May retail sales are flattish sequentially and up annually
June 12, 2014
Data released today by the United States Department of Commerce and the National Retail Federation (NRF) pointed to flattish sequential gains for May retail sales, with slight annual improvement.
Commerce reported that May retail sales at $437.6 billion were up 0.3 percent over April and up 4.3 percent compared to May 2013, and total retail sales from March through May are up 4.3 percent annually.
The NRF said that May retail sales, which exclude automobiles, gas stations, and restaurants, were flat on a seasonally-adjusted and sequential basis for the second straight month in May, and saw a 3.0 percent unadjusted annual increase.
“On the surface, May retail sales were disappointing and weaker than expected; however April’s upward revisions still indicate positive growth for the remainder of the year,” wrote NRF Chief Economist Jack Kleinhenz in a blog posting. “Even though American consumers continue to be selective and price-sensitive, May sales were strong in many retail categories and sectors including building supply stores, furniture stores and nonstore retailers. The economic fundamentals – consumer confidence, employment and income – remain strong.”
As previously reported, with retail sales growth still relatively modest, there still remains a mixed bag of signals and headwinds on the economic front, including a slightly declining unemployment rate, improving consumer confidence data, as well as encouraging automotive sales and housing data.
And these things continue to occur, though, against the backdrop of sluggish GDP growth and general uncertainty regarding the economy.
Supply chain stakeholders describe the current market environment as it relates to retail supply chains as steady for the most part. With the impact of the harsh winter weather largely in the background, shippers are rebuilding inventories in time for the second half of the year in advance of peak season.
Hackett Associates Founder Ben Hackett wrote in Port Tracker report published by his firm and the NRF that with the winter weather now in the past, coupled with inventories coming down as consumers venture out and the PMA and ILWU West Coast ports labor negotiations, paints a picture of a strong recovery in the second quarter (coming off of the recent 1.0 percent GDP estimate) but without a major shift in upward growth as the trend remains below the historical average.
“The real question now is how long can the economic expansion continue?” wrote Hackett. “Our year-on-year quarterly growth in the Global Port Tracker report shows that we have over three years of expansion with only one negative quarter in 2013, but much of the growth has been relatively slow. Consumers remain skeptical and it remains unclear whether the economy will shift up in 2015, but growth is growth and the results are apparent in the improving unemployment figures.”

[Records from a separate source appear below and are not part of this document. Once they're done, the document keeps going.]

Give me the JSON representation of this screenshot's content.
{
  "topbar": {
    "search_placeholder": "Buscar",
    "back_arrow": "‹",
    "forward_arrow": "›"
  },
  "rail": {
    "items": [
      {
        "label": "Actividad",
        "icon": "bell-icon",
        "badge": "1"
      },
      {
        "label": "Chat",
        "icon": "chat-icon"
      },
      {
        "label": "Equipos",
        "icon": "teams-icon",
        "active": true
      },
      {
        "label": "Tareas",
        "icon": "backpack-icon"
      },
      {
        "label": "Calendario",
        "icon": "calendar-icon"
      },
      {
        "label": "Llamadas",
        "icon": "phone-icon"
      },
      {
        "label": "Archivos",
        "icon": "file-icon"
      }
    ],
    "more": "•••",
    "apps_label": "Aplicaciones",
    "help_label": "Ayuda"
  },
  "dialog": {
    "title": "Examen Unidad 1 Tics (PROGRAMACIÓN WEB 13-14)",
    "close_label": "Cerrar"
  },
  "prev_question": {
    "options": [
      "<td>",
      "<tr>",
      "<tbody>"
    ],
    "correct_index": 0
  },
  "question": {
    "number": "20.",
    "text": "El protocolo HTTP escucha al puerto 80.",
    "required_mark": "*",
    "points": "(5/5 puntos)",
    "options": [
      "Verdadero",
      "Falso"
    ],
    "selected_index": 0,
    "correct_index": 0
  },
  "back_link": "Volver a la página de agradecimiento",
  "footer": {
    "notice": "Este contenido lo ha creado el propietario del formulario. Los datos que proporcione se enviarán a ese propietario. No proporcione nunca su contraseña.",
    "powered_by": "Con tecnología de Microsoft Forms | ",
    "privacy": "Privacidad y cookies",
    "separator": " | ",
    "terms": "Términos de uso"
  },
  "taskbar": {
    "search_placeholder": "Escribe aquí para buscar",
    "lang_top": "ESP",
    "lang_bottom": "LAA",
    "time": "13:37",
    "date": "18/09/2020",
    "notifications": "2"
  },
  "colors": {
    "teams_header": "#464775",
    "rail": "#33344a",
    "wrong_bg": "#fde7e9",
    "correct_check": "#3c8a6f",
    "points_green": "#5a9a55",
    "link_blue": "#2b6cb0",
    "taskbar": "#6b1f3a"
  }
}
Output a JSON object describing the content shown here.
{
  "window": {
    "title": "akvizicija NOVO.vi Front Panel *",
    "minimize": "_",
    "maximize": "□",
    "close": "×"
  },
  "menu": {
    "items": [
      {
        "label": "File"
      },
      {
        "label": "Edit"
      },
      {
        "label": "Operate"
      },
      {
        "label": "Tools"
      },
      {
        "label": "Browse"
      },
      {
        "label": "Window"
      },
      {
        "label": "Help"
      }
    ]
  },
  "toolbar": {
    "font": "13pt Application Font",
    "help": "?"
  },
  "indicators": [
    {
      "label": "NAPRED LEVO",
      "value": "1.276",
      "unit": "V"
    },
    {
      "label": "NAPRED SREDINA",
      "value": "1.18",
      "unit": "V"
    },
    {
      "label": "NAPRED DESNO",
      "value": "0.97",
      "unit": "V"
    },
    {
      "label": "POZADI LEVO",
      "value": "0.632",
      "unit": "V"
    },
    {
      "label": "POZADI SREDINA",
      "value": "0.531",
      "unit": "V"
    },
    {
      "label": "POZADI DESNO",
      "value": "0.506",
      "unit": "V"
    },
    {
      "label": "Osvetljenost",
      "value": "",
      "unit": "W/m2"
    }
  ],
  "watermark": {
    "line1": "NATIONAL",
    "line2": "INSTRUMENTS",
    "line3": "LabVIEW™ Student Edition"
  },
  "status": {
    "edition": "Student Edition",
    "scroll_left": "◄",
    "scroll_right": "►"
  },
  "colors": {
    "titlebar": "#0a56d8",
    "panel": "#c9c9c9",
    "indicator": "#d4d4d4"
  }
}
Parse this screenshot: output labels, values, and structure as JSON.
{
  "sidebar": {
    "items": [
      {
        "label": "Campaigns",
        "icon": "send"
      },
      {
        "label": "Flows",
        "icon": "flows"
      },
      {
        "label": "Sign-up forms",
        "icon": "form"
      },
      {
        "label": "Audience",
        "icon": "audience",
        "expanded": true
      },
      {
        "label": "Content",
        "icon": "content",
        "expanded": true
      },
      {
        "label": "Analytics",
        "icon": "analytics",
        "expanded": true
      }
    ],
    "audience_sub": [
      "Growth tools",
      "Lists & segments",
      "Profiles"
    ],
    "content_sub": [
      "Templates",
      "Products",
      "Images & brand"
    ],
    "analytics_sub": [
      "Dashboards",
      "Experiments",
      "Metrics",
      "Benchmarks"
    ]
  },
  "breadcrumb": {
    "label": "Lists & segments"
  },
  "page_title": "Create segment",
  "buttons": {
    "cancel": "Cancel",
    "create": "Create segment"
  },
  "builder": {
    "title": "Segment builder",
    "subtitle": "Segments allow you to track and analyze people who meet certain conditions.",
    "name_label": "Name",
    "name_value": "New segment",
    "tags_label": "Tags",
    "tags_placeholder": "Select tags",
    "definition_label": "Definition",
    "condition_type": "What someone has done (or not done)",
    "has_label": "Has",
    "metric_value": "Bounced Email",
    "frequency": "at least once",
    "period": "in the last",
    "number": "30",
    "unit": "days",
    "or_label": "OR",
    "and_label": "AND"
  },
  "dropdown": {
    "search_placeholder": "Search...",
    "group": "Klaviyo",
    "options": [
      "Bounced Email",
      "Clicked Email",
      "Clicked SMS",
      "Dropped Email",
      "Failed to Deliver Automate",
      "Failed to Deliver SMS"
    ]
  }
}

Stifel Nicolaus analyst John Larkin said at April’s NASSTRAC conference that it is reasonable to expect retail sales to be somewhat tempered as a large amount of U.S. consumers are still recovering from the Great Recession. He supported that thesis by explaining that housing is at about 40-to-45 percent of the peak levels from January 2006, coupled with a year-to-date decline in automobile sales although production is up.